The major popularity of “thrift haul” videos across social media platforms like YouTube and TikTok has also boosted the visibility of vintage clothes shopping and hunting for buried treasures. Teenage TikToker Jacklyn Wells scores millions of views on her thrift haul videos, only to get routinely mass-accused of greed for ratching up the Depop resell prices for her coolest finds and discoveries. Nonetheless, viral clips like Wells’ have helped to embed secondhand shopping apps more generally within online fashion culture. Fashion and beauty magazine Hunger now features a regular list of the hottest items on the re-sale market, with a focus on how to use them to recreate hot runway looks.

As with a lot of consumer and technology trends, the sudden surge of interest in second-hand clothing retailers was only partly organic. According to The Drum, ecommerce apps Vinted, eBay, and Depop have collectively spent around $120 million on advertising throughout the last few years, promoting the recent vintage shopping boom and helping to normalize second-hand shopping. This includes conventional advertising, of course, but also deals with online influencers to post content like “thrift haul” videos, along with shoutouts for where to track down the best finds.
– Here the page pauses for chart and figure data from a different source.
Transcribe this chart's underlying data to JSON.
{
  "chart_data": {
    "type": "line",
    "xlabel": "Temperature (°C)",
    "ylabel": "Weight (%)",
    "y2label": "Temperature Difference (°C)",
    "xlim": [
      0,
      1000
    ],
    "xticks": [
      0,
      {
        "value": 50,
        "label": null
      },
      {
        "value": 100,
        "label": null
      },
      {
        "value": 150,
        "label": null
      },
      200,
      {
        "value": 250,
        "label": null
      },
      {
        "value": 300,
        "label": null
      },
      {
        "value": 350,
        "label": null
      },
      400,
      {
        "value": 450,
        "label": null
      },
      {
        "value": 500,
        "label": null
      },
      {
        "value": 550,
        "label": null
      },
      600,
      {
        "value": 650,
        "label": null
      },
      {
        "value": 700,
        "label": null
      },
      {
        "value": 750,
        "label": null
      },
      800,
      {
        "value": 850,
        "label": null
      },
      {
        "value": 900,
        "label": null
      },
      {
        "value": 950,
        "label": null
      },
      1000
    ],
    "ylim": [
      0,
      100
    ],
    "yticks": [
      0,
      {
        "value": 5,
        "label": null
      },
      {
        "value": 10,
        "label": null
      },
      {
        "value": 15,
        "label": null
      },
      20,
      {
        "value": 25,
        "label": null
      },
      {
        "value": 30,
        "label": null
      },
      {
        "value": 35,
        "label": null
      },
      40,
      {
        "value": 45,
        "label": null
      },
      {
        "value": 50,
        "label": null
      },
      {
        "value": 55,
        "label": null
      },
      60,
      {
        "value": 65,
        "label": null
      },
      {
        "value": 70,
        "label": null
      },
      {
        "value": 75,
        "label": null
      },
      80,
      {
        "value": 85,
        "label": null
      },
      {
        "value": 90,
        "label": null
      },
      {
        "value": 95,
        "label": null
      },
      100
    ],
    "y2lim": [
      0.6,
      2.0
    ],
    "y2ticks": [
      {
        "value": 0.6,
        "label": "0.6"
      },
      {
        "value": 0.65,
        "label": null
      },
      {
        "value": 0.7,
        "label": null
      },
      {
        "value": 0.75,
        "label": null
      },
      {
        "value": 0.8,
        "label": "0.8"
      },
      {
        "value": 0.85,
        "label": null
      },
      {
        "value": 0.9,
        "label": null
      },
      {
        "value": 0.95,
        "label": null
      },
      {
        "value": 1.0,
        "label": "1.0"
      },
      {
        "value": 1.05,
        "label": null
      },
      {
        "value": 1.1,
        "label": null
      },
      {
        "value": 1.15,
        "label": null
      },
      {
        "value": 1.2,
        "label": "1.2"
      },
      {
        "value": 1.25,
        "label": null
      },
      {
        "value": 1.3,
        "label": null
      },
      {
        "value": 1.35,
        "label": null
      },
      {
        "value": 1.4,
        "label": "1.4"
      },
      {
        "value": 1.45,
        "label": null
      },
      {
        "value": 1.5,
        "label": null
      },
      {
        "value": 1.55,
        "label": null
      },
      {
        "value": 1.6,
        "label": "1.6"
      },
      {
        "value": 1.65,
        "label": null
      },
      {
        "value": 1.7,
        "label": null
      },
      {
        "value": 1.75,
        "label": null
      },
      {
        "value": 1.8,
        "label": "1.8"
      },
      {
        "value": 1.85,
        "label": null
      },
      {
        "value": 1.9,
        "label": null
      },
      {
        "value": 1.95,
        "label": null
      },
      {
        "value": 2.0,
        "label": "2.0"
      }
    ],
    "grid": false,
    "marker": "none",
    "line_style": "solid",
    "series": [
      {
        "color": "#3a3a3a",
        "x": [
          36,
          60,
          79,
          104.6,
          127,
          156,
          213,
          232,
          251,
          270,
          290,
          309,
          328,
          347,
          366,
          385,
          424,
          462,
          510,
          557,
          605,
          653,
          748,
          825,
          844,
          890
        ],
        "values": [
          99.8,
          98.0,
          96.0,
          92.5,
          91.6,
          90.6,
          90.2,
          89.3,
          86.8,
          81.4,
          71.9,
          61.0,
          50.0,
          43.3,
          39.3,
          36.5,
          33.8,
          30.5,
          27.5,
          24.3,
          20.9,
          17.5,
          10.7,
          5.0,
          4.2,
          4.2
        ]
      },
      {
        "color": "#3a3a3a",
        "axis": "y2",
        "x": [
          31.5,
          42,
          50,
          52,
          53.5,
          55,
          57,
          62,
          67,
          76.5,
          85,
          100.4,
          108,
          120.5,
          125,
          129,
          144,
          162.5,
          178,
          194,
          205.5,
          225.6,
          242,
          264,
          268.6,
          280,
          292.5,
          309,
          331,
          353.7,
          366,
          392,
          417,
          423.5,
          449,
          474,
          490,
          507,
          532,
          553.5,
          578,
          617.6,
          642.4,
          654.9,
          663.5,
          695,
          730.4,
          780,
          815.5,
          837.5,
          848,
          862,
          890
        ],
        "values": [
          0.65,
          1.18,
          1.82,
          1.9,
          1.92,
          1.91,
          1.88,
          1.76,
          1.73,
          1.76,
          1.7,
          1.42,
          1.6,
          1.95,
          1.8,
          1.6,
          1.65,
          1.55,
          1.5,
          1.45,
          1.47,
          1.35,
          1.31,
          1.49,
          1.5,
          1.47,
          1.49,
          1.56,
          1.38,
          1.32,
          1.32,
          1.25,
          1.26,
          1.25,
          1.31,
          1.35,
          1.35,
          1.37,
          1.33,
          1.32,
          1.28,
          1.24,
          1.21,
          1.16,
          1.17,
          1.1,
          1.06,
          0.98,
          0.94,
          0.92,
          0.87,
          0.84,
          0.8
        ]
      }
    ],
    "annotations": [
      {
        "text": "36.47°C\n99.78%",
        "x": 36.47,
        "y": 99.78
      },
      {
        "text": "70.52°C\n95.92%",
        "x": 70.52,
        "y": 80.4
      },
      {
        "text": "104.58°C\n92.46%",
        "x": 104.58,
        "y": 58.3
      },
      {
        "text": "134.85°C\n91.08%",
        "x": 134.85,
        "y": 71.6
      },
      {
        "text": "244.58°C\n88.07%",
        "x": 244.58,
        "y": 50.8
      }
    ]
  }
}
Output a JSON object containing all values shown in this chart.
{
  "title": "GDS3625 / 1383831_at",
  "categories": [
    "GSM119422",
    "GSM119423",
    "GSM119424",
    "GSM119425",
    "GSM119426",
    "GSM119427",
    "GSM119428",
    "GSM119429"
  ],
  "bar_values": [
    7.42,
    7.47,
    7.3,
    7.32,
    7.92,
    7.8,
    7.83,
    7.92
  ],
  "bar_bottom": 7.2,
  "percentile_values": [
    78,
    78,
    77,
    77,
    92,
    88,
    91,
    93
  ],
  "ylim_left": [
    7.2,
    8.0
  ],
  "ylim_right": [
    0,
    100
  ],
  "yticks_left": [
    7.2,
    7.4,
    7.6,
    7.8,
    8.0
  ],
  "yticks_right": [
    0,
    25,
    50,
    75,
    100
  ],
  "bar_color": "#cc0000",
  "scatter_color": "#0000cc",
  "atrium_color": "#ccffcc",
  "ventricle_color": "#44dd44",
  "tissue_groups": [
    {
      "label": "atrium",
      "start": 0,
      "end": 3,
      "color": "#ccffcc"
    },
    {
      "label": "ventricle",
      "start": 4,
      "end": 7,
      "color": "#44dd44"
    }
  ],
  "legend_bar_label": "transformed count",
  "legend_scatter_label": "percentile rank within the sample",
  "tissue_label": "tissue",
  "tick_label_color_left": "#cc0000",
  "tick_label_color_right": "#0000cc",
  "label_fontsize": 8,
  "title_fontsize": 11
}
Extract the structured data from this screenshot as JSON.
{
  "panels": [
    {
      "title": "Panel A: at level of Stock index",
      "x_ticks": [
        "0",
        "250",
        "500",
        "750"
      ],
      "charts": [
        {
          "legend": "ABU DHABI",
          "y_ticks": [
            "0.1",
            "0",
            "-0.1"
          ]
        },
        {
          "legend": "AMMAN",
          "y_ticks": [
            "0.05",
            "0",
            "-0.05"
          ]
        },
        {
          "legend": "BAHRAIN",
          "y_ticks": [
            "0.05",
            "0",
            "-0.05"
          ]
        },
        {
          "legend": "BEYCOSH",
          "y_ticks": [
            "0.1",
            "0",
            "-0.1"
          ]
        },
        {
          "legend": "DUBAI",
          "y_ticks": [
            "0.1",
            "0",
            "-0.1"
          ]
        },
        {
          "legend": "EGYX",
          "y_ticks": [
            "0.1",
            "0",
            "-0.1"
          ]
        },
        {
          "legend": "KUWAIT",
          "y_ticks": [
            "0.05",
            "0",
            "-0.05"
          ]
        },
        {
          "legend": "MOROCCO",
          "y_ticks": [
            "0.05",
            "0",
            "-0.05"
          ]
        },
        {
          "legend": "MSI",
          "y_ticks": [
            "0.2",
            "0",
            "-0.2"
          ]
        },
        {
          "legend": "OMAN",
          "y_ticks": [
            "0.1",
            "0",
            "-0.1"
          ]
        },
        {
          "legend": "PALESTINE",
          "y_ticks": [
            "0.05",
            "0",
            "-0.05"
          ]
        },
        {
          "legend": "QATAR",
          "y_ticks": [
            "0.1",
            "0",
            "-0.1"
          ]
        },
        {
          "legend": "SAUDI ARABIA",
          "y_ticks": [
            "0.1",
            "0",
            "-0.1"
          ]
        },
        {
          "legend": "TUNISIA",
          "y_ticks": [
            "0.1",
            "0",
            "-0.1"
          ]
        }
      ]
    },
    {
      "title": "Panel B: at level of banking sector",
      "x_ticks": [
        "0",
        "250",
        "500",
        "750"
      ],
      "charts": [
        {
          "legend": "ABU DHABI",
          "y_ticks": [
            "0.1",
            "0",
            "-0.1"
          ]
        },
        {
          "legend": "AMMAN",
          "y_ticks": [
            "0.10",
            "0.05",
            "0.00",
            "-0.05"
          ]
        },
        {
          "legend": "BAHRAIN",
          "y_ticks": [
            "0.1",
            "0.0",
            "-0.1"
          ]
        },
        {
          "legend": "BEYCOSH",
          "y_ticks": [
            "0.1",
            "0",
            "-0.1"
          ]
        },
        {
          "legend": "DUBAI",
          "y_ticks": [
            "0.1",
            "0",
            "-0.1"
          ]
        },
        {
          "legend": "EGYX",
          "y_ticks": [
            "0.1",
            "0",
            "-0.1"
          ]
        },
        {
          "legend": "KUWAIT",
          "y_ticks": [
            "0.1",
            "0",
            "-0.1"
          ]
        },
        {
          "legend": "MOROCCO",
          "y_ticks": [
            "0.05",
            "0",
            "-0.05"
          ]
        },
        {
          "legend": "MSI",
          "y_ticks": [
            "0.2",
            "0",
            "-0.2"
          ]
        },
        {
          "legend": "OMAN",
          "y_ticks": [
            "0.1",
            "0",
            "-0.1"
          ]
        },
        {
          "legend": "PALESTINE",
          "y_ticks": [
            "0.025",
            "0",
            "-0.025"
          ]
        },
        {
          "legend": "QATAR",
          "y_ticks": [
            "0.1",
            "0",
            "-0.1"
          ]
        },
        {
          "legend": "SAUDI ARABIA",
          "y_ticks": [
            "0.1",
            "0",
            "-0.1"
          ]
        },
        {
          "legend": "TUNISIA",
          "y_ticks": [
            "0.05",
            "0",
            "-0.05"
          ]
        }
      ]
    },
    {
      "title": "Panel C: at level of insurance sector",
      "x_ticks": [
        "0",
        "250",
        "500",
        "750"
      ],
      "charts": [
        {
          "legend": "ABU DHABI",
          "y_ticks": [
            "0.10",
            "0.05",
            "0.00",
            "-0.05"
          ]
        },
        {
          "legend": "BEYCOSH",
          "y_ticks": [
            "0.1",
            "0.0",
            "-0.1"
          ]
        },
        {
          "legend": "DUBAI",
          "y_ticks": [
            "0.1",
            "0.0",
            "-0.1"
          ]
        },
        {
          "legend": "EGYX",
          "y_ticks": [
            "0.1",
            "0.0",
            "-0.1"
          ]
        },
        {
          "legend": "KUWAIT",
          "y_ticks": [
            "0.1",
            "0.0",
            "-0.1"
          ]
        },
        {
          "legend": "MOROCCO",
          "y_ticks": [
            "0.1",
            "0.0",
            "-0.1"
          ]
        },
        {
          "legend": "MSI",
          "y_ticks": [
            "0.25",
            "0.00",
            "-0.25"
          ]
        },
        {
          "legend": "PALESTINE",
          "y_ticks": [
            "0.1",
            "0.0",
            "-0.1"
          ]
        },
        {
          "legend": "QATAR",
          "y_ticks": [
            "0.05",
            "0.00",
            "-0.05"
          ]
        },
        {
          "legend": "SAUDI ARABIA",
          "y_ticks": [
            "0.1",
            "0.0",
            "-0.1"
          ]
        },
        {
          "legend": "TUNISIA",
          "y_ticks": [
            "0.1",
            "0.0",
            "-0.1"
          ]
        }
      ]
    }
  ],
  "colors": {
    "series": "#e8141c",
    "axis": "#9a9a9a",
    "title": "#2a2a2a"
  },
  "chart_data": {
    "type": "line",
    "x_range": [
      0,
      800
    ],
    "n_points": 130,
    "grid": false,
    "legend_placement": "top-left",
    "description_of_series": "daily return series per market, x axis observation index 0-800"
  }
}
Reselling platforms have naturally responded to the increase in visibility with new features (as well as a predictable hike in transaction fees). Poshmark recently introduced livestreamed “Posh Shows” during which sellers can host auctions or provide deeper insight into their inventory. Depop, meanwhile, has introduced a “Make Offer” option to fully integrate the bartering and negotiation process into the app, rather than forcing buyers and sellers to text or Direct Message one another elsewhere. (The platform formerly had a comments section on product pages, but shut this option down after finding that it led to arguments, and wasn’t particularly helpful in making purchase decisions.)

Now that it’s clear there’s money to be made in online thrift stores, larger and more established brands and retailers are also pushing their way into the space. H&M and Target have both partnered with online thrift store ThredUp on featured collections of previously-worn clothing. A new “curated” resale collection from Tommy Hilfiger – featuring minorly damaged items that were returned to its retail stores – was developed and promoted through a partnership with Depop, which has also teamed with Kellogg’s on a line of Pop-Tarts-inspired wear. J.Crew is even bringing back its classic ‘80s Rollneck Sweater in a nod to the renewed interest in all things vintage.

Still, with any surge of popularity and visibility, there must also come an accompanying backlash. In a sharp editorial this week for Arizona University’s Daily Wildcat, thrift shopping enthusiast Luke Lawson makes the case that sites like Depop are “gentrifying fashion,” stripping communities of local thrift stores that provide a valuable public service, particularly for members of low-income communities. As well, UK tabloids are routinely filled with secondhand shopping horror stories these days, another evidence point as to their increased visibility among British consumers specifically, not to mention the general dangers of buying personal items from strangers you met over the internet.